New Zealand painter (born 1970)

Saskia Leek (born 1970) is a New Zealand painter.

== Life and career ==
Leek has been known to use already existing prints and op-shop images as a starting point for some of her works. Her subject matter has included house pets, sunsets and sunrises, homes and cottages, chimneys and horses. Leek's focus has shifted from representation to Cubism and into Abstraction and thus has reflected the path of 20th century art.

Leek was born in 1970 in Christchurch. As of 2022 she lives in Dunedin. She graduated from the Canterbury School of Fine Arts. Leek finished her MFA at the Elam School of Fine Art in 2016 in Auckland.

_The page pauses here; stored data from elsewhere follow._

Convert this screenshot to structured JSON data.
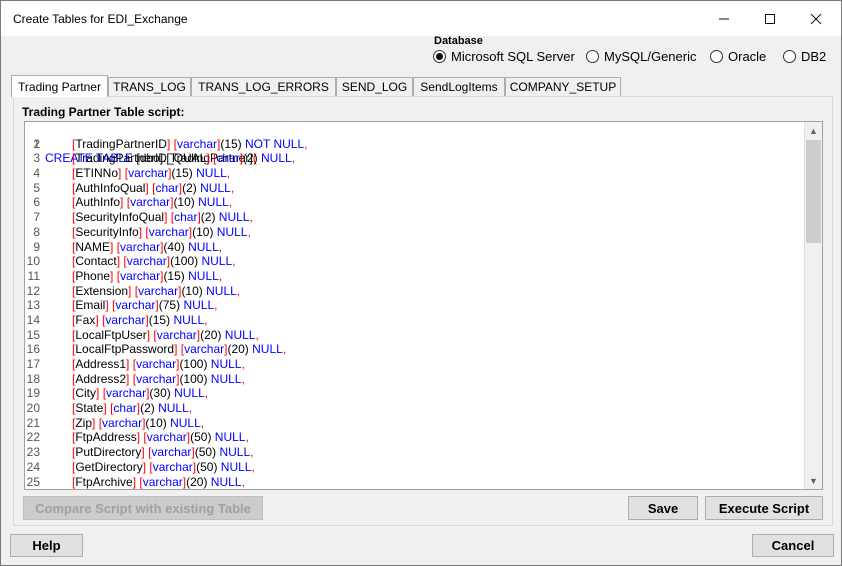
{
  "window": {
    "title": "Create Tables for EDI_Exchange",
    "minimize_icon": "minimize-icon",
    "maximize_icon": "maximize-icon",
    "close_icon": "close-icon"
  },
  "database": {
    "label": "Database",
    "options": [
      "Microsoft SQL Server",
      "MySQL/Generic",
      "Oracle",
      "DB2"
    ],
    "selected": "Microsoft SQL Server"
  },
  "tabs": [
    {
      "label": "Trading Partner",
      "active": true
    },
    {
      "label": "TRANS_LOG",
      "active": false
    },
    {
      "label": "TRANS_LOG_ERRORS",
      "active": false
    },
    {
      "label": "SEND_LOG",
      "active": false
    },
    {
      "label": "SendLogItems",
      "active": false
    },
    {
      "label": "COMPANY_SETUP",
      "active": false
    }
  ],
  "script_label": "Trading Partner Table script:",
  "script_header": {
    "kw": "CREATE TABLE",
    "schema": "[dbo]",
    "table": "[TradingPartner]",
    "paren": "("
  },
  "script_lines": [
    {
      "n": "2",
      "col": "TradingPartnerID",
      "type": "varchar",
      "size": "15",
      "nn": "NOT NULL"
    },
    {
      "n": "3",
      "col": "TradingPartnerID_QUAL",
      "type": "char",
      "size": "2",
      "nn": "NULL"
    },
    {
      "n": "4",
      "col": "ETINNo",
      "type": "varchar",
      "size": "15",
      "nn": "NULL"
    },
    {
      "n": "5",
      "col": "AuthInfoQual",
      "type": "char",
      "size": "2",
      "nn": "NULL"
    },
    {
      "n": "6",
      "col": "AuthInfo",
      "type": "varchar",
      "size": "10",
      "nn": "NULL"
    },
    {
      "n": "7",
      "col": "SecurityInfoQual",
      "type": "char",
      "size": "2",
      "nn": "NULL"
    },
    {
      "n": "8",
      "col": "SecurityInfo",
      "type": "varchar",
      "size": "10",
      "nn": "NULL"
    },
    {
      "n": "9",
      "col": "NAME",
      "type": "varchar",
      "size": "40",
      "nn": "NULL"
    },
    {
      "n": "10",
      "col": "Contact",
      "type": "varchar",
      "size": "100",
      "nn": "NULL"
    },
    {
      "n": "11",
      "col": "Phone",
      "type": "varchar",
      "size": "15",
      "nn": "NULL"
    },
    {
      "n": "12",
      "col": "Extension",
      "type": "varchar",
      "size": "10",
      "nn": "NULL"
    },
    {
      "n": "13",
      "col": "Email",
      "type": "varchar",
      "size": "75",
      "nn": "NULL"
    },
    {
      "n": "14",
      "col": "Fax",
      "type": "varchar",
      "size": "15",
      "nn": "NULL"
    },
    {
      "n": "15",
      "col": "LocalFtpUser",
      "type": "varchar",
      "size": "20",
      "nn": "NULL"
    },
    {
      "n": "16",
      "col": "LocalFtpPassword",
      "type": "varchar",
      "size": "20",
      "nn": "NULL"
    },
    {
      "n": "17",
      "col": "Address1",
      "type": "varchar",
      "size": "100",
      "nn": "NULL"
    },
    {
      "n": "18",
      "col": "Address2",
      "type": "varchar",
      "size": "100",
      "nn": "NULL"
    },
    {
      "n": "19",
      "col": "City",
      "type": "varchar",
      "size": "30",
      "nn": "NULL"
    },
    {
      "n": "20",
      "col": "State",
      "type": "char",
      "size": "2",
      "nn": "NULL"
    },
    {
      "n": "21",
      "col": "Zip",
      "type": "varchar",
      "size": "10",
      "nn": "NULL"
    },
    {
      "n": "22",
      "col": "FtpAddress",
      "type": "varchar",
      "size": "50",
      "nn": "NULL"
    },
    {
      "n": "23",
      "col": "PutDirectory",
      "type": "varchar",
      "size": "50",
      "nn": "NULL"
    },
    {
      "n": "24",
      "col": "GetDirectory",
      "type": "varchar",
      "size": "50",
      "nn": "NULL"
    },
    {
      "n": "25",
      "col": "FtpArchive",
      "type": "varchar",
      "size": "20",
      "nn": "NULL"
    }
  ],
  "buttons": {
    "compare": "Compare Script with existing Table",
    "save": "Save",
    "execute": "Execute Script",
    "help": "Help",
    "cancel": "Cancel"
  },
  "colors": {
    "keyword": "#0000ff",
    "bracket": "#ff0000",
    "window_bg": "#f0f0f0"
  }
}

In 1997 she won the Olivia Spencer Bower Award. In 2009, Leek was nominated for the Auckland Art Gallery's Walters Prize for her series Yellow is the Putty of the World. In 2012 Nick Austin, Leek's partner, was awarded the Frances Hodgkins Fellowship. This resulted in the couple moving from Auckland to Dunedin for a year and staying on afterwards.

In 2022 Bordering on the Miraculous was published, a collaboration between Leek and the poet Lynley Edmeades.

== Exhibitions ==
2009 VARIOUS NIGHTS IN HEAVY LIGHT, Darren Knight Gallery, Sydney, Australia.

2008 Thick Air Method, Jack Hanley Gallery, San Francisco, USA.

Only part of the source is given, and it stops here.